Sunday, April 5, heralds Christianity’s holiest day—Easter. This day commemorates the biblical resurrection of Jesus Christ. The story of his life after crucifixion in 1 AD proved to early Christians that Jesus was truly the son of God and serves as a New Testament reminder of the Judeo-Christian promise of eternal life to those who believe.
People all over the world celebrate the resurrection story in different ways. Many, unsurprisingly, attend church services. Many, too, paint colorful Easter eggs as symbols of life. Often these painted eggs (or plastic eggs filled with candy) are gifts from the Easter bunny. This may sound strange since bunnies don’t lay eggs. However, bunnies and eggs have long been symbols of fertility. It’s no coincidence that Easter coincides with the arrival of spring, the season of rebirth. Many non-Christian traditions, such as those of the vernal equinox, have merged with those of the church over the past 2,000 years.

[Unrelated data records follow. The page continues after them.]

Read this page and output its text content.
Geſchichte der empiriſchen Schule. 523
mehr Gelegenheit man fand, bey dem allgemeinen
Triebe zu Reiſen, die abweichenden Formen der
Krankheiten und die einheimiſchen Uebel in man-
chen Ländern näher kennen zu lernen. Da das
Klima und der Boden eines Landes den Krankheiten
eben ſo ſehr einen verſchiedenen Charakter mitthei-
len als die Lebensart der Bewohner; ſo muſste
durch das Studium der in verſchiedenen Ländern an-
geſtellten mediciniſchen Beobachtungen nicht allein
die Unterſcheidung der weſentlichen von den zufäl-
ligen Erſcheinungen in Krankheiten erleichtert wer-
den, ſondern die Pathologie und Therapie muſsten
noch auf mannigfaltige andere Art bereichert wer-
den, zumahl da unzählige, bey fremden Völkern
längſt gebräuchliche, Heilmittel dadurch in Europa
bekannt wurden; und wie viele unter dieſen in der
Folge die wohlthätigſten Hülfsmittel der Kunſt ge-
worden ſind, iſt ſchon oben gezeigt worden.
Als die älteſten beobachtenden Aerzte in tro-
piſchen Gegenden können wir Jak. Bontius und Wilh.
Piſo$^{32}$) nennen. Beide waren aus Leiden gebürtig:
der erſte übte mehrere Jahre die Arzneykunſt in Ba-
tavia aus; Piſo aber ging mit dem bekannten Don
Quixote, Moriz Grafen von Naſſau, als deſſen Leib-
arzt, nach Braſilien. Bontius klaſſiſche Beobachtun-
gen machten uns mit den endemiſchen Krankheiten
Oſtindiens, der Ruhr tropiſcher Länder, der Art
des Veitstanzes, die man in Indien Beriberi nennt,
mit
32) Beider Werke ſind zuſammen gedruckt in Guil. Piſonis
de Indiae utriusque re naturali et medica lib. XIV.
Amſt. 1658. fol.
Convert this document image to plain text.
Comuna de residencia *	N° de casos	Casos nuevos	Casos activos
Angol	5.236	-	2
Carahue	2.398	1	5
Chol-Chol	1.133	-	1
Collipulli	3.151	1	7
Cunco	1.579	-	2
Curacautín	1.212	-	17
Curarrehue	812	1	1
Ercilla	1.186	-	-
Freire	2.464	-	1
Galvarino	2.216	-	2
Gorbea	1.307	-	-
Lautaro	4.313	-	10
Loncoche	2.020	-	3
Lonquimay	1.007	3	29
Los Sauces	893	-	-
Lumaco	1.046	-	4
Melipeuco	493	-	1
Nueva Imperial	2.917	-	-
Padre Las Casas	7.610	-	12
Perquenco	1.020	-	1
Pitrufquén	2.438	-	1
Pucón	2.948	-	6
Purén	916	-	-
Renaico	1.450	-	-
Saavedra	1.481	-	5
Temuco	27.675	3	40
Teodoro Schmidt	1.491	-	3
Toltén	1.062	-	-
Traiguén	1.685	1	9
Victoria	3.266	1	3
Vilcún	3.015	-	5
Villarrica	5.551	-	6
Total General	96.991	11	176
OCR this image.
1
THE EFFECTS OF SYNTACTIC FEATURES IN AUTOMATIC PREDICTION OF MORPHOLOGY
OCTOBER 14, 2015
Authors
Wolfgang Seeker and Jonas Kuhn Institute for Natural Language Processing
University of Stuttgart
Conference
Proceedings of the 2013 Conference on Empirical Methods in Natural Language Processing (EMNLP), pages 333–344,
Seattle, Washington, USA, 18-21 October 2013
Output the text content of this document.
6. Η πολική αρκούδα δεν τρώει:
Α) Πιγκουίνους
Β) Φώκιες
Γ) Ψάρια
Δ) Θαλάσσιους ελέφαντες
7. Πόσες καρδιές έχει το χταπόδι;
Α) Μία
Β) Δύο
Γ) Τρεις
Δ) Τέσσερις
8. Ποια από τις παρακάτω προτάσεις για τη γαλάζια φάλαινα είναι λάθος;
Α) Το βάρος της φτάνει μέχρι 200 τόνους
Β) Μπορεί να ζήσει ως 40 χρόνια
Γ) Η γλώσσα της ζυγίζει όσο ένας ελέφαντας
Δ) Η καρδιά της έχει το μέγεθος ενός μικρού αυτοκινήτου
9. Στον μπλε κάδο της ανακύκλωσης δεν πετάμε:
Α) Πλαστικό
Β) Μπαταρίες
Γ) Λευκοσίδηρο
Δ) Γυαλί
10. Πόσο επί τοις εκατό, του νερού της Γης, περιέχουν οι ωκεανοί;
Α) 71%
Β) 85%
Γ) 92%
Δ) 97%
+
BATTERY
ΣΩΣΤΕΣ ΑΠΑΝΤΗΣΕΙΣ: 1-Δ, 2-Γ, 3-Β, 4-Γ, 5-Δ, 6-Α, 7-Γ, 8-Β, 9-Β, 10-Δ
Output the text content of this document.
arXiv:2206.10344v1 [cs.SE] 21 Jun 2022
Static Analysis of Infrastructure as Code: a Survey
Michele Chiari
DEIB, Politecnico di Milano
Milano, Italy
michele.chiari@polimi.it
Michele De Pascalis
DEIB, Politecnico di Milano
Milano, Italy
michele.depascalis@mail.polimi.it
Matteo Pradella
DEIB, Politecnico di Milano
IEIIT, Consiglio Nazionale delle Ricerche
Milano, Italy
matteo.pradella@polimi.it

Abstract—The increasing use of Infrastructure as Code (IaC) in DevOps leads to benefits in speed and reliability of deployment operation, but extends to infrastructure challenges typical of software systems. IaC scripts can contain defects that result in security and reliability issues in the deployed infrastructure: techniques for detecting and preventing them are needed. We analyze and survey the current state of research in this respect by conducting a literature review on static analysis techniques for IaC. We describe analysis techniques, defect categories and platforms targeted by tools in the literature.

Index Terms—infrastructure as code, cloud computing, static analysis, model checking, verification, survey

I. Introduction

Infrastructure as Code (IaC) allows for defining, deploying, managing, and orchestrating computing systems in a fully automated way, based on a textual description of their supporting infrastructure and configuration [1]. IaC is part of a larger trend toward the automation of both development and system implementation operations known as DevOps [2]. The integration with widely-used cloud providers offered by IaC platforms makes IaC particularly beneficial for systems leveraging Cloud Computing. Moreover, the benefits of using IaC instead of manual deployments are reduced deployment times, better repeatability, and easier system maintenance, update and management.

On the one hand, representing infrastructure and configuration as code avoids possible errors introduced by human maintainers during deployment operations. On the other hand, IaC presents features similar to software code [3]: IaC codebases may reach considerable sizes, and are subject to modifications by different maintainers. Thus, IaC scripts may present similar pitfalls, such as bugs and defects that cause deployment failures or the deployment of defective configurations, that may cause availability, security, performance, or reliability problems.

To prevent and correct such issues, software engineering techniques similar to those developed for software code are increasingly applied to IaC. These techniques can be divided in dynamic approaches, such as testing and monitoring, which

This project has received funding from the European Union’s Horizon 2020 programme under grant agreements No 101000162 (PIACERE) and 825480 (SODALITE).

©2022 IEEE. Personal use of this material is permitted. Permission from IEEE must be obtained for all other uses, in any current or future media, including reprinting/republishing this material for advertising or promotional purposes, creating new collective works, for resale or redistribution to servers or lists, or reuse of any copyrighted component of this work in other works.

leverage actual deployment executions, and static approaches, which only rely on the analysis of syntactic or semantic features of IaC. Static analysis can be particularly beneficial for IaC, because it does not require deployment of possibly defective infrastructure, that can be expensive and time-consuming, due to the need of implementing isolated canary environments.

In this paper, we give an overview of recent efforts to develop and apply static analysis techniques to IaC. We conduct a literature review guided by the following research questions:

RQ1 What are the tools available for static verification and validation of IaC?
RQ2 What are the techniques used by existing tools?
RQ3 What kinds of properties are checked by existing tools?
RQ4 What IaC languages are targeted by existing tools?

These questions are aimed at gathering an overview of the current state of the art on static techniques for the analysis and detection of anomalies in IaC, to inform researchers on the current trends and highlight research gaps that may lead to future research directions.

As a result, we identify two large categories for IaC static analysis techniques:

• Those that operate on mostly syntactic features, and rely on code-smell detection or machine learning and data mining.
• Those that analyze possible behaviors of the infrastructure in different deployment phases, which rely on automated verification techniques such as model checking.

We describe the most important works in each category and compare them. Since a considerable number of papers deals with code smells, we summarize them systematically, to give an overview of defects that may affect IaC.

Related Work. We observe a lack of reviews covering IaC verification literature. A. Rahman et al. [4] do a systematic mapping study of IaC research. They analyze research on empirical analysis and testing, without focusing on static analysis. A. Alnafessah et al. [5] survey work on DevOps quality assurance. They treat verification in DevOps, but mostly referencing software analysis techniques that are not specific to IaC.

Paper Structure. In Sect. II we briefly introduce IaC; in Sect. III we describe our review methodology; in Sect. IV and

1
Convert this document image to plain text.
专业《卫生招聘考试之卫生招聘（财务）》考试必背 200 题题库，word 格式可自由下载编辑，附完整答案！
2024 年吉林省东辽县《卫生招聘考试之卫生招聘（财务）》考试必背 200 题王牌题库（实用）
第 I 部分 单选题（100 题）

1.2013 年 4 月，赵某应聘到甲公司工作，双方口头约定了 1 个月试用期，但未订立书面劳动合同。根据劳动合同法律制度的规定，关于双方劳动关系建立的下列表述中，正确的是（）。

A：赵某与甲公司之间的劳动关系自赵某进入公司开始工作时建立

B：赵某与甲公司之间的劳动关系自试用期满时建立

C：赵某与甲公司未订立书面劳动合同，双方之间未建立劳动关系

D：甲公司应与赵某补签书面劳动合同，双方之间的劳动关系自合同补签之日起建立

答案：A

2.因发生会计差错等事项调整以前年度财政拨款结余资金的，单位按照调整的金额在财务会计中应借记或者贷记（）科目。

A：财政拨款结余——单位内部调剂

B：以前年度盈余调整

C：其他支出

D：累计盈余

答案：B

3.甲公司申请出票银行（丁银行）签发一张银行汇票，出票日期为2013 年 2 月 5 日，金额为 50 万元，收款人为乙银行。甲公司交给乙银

Yet there are even stranger Easter customs than bunnies and eggs. Instead of a bunny, Australia has an Easter bilby—a small, endangered, cat-sized desert marsupial, with a pouch like a kangaroo, that looks like a cross between a rabbit and a rat. Those in the Czech Republic bestow wishes of health and youth with pussy willow branches entwined in colorful ribbons. And in the town of Vrontados on the Greek island of Crete, two churches engage in mock war each Easter. During Rouketopolemos, the “Rocket War,” the churches shoot hundreds of fireworks at each other. Surrounding homes are covered with boards and sheet metal for protection. Whichever church lands the most hits at the opposing church’s belltower wins. However, each year there’s a disagreement over the winner. Each year they agree to settle the score the following Easter. And so this tradition has survived since the 19th century.